Peatland fires cause damage to the peat’s ecological functions, which can last long after the fire is over.  After the forest and peatland fires in 2015, the water in the Sebangau River has reportedly become five times more acidic. Another impact is the loss of flora and fauna habitat, which threatens biodiversity in the area.

Impact on human health

The effects of the 1997 forest and land fires are estimated to have caused respiratory tract infections in 20 million people.

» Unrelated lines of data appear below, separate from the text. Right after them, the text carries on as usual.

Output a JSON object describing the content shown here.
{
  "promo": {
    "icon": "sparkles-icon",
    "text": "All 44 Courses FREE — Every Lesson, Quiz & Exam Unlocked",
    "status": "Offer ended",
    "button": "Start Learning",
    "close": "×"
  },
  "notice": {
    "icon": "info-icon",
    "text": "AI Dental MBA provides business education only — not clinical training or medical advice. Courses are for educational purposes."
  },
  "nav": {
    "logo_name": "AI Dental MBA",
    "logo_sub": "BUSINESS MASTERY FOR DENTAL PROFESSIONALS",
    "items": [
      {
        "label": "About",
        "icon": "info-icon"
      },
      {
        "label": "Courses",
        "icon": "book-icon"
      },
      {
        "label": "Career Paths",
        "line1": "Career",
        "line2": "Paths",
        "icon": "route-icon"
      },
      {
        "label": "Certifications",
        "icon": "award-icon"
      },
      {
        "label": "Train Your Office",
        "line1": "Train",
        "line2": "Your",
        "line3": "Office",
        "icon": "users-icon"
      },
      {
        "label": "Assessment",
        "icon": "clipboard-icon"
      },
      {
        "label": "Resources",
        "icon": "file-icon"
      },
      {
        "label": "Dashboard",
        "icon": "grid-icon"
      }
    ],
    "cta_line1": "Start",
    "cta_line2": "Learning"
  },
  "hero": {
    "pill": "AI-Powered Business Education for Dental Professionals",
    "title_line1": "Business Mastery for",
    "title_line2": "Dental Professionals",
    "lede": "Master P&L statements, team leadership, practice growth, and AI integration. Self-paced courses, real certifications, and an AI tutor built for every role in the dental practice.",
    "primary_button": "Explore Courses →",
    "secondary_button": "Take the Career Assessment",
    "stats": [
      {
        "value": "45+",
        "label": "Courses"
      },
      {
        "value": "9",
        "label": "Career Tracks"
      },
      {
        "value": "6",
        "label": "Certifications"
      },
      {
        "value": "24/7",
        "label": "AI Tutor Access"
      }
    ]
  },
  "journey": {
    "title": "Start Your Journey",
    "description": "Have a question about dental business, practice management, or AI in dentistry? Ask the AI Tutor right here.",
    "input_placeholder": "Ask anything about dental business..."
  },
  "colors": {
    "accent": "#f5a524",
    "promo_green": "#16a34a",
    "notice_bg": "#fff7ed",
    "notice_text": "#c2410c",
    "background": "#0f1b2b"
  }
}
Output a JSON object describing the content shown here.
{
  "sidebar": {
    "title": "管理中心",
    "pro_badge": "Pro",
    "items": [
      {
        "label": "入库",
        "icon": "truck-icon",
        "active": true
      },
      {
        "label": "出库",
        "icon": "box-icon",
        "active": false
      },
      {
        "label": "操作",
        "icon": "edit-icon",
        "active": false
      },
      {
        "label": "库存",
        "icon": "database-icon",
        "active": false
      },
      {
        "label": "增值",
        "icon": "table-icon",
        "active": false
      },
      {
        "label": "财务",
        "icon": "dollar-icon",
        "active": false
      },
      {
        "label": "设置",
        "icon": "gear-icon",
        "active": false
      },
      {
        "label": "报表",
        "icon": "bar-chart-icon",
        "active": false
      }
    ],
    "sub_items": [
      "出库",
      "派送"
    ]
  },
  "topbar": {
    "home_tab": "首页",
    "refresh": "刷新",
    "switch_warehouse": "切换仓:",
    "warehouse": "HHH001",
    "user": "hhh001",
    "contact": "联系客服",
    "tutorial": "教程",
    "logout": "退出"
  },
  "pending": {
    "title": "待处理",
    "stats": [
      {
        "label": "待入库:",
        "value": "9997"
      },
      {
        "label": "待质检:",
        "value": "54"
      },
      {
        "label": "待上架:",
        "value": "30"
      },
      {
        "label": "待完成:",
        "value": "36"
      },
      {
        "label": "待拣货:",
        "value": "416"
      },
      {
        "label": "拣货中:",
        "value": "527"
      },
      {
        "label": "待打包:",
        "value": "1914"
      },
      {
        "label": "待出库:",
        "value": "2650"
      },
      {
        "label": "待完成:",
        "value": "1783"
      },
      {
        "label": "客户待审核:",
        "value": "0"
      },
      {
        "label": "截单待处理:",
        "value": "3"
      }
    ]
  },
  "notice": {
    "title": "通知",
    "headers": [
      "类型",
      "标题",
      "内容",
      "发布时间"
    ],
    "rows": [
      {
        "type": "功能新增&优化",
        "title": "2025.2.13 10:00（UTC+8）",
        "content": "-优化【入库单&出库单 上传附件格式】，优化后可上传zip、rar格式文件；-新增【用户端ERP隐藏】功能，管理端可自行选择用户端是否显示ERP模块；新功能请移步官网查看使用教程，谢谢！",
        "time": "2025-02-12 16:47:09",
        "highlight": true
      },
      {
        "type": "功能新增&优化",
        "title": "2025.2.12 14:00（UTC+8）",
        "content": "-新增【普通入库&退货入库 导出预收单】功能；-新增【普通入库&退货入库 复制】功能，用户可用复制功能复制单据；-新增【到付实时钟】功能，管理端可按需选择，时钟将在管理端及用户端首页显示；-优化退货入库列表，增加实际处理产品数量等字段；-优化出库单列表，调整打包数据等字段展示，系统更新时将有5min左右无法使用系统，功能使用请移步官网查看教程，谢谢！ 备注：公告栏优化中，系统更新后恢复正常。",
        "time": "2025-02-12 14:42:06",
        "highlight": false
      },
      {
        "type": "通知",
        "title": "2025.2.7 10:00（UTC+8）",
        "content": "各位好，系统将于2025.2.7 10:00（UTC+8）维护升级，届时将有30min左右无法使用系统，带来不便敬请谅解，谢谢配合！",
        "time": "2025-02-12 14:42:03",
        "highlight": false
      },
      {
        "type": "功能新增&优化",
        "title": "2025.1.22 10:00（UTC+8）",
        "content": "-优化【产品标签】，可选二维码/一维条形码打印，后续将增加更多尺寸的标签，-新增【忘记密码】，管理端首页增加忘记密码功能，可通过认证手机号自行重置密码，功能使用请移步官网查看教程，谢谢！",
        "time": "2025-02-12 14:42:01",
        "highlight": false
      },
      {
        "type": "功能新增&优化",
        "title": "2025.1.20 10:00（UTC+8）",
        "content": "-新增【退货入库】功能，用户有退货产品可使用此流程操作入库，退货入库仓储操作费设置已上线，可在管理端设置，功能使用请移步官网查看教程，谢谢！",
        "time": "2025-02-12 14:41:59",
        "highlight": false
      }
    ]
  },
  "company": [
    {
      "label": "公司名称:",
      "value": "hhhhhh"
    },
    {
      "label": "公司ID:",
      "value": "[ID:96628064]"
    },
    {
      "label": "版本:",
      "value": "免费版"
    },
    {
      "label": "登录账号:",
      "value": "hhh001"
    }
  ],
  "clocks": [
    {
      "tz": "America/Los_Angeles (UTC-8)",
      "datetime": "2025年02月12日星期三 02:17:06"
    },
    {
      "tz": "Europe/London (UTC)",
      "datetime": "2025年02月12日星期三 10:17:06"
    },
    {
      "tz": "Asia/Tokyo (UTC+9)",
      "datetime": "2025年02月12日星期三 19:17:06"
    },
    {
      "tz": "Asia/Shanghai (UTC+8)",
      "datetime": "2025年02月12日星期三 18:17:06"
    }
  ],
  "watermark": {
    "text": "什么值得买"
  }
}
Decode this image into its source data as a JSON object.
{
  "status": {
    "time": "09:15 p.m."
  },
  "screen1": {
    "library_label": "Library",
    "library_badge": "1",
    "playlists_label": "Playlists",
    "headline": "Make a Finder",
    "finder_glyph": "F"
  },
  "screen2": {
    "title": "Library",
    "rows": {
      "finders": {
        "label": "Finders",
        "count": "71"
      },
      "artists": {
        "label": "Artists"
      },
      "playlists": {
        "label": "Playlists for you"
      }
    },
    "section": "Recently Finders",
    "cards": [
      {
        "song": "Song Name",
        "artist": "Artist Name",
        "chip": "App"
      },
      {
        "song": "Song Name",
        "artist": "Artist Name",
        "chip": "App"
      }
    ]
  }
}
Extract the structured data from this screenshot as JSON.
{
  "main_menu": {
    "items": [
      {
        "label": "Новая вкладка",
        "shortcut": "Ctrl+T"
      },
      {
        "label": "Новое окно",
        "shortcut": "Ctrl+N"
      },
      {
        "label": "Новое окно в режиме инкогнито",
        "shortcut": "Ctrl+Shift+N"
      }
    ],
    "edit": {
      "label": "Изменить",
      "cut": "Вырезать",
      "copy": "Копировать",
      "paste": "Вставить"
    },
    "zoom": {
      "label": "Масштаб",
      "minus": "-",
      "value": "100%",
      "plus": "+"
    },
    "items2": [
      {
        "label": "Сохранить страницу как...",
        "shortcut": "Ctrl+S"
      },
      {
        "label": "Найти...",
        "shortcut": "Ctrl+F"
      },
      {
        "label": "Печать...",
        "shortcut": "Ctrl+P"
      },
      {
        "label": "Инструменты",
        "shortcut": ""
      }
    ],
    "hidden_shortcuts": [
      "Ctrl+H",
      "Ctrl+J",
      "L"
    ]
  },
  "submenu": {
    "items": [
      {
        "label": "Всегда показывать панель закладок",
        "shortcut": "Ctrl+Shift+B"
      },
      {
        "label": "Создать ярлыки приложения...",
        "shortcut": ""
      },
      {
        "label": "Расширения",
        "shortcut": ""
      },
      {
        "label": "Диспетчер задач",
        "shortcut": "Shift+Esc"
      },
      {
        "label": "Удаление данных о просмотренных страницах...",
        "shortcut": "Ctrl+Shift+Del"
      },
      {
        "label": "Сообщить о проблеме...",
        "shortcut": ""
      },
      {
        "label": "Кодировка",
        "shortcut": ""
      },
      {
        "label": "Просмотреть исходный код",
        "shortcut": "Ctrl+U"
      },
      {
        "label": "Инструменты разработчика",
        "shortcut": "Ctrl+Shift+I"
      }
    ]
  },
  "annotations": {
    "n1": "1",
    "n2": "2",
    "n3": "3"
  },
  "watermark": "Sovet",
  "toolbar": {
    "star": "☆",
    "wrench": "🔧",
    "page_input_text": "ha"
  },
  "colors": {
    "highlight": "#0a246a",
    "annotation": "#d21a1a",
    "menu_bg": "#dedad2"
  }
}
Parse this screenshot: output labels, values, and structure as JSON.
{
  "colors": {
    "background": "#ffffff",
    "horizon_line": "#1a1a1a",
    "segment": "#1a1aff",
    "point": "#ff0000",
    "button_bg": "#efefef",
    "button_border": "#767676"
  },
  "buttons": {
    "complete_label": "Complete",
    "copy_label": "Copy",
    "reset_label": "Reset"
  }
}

Meanwhile, the 2015 fires fires are estimated to have caused respiratory tract infections in about 500 thousand people. Haze from the fires also caused an increase in cases of premature death and traffic accidents due to limited visibility.

Impact on climate 

Greenhouse gas emission resulting from forest and land fires in 2015 is estimated at 1.6 million tons of CO2, more than the total daily greenhouse gas emission in the United States.  Greenhouse gas emission contributes to the accelerating rate of global warming.

Impact on the economy

The estimated total state loss resulting from the forest and land fires in 2015 was USD 16 billion, or equivalent to 1.8% of the nation’s Gross Domestic Product. Total state loss due to the 2019 forest and land fires is around USD 5.2 billion. Peatland fires also cause massive economic losses, including losses in the agriculture, forestry, transportation, trade, industry, tourism, and other sectors.